If This Is Monday Is That Longniddry?

 

scot2014kBy the second week, I’ve given up on most places listed in the guides like The Malt Shovel as there are rules against kids even in their mid-teens coming into some pubs that have me befuddled. I never inquired so I might be entirely wrong about the place. Some pubs like The Ship Inn in North Berwick are good for families until 8 pm. Others like The Abbotsford on Rose Street in Edinburgh are fine with the family upstairs in the restaurant but not downstairs in the bar. One Wetherspoons had so many rules (give the man your table number and your pint may arrive in twenty minutes… but only if you are in that room with the 14 year old) that I thanked them and left. Fortunately common sense reigns at the Old Clubhouse in Gullane where Timothy Taylor flows even if through a sparkler. Up there with The Holyrood 9A as best stops so far.

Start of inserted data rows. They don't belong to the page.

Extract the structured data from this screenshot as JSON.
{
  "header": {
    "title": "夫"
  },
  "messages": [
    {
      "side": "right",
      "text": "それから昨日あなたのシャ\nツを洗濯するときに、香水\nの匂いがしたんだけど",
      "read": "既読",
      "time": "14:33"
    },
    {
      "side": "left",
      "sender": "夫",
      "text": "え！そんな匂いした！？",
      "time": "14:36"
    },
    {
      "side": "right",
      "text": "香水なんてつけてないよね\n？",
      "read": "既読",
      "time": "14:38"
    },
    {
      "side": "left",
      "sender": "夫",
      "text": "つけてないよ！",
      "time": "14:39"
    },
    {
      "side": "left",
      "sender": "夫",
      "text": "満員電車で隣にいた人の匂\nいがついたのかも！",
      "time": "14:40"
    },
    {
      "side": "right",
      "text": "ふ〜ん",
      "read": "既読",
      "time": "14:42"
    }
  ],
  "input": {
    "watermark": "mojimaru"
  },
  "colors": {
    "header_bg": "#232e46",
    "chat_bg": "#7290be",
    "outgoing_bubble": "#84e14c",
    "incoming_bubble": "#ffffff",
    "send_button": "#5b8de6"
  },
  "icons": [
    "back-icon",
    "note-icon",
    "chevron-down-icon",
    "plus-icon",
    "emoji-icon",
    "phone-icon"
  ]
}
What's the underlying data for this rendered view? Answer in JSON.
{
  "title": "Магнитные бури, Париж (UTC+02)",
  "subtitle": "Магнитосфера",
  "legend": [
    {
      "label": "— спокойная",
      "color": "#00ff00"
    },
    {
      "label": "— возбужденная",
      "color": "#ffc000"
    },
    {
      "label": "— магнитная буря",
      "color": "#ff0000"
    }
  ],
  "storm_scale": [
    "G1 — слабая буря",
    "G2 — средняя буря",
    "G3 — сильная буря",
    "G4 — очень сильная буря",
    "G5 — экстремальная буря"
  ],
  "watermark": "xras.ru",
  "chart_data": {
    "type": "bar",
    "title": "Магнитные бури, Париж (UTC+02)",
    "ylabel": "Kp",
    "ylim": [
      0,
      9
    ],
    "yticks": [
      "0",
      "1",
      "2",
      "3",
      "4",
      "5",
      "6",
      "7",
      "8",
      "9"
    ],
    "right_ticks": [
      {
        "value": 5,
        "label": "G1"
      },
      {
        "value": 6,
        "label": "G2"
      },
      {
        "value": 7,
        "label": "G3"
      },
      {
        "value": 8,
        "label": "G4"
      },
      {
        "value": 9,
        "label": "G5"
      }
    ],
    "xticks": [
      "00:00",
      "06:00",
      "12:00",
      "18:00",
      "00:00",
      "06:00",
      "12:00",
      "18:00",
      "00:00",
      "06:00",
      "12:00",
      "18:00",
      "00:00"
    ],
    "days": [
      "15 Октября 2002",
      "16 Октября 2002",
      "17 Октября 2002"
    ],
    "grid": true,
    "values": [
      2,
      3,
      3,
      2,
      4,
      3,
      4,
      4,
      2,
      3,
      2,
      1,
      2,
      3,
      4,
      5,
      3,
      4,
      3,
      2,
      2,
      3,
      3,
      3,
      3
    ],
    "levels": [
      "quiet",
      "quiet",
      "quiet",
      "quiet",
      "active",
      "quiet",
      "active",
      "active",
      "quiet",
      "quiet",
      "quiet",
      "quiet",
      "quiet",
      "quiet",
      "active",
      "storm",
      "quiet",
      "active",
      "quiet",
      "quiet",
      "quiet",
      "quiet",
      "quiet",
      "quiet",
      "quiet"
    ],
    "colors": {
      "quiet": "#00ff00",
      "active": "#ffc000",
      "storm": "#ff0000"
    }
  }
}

The Ship Inn was all sparklers, too. The pub sat in a dark red sandstone building on corner a few blocks back from the shore, tenament style, apartments upstairs, established 1895. Big windows and a few picnic tables out front under shady tree… well, shady when it’s not raining. Inside, dark wood and comfortable leather benches and arm chairs. Friendly service but they appeared to have never conceived of hot chocolate and Baileys. It was, you know, raining. It was remarked upon a few times by the staff. Said they would add it to the drinks list. Being Canadian seems a natural thing, having eight months of winter and all. Three hand pulls of local beers along with ten or so taps, mainly from larger breweries. Large selection of bottles, mirrored shelves. Open central space by bar. Tip jar. Tipping is interesting. Neither encouraged or refused. Asked in a few places and consensus is 10% is appreciated but not expected or demanded. Uncle and I both agreed upon the Broughton IPA – which came in at 5.5% even if on sparkler. Creamy mouthfeel, pronounced chewy hops.

That’s all for now. The train is approaching the sunny Clyde the noo.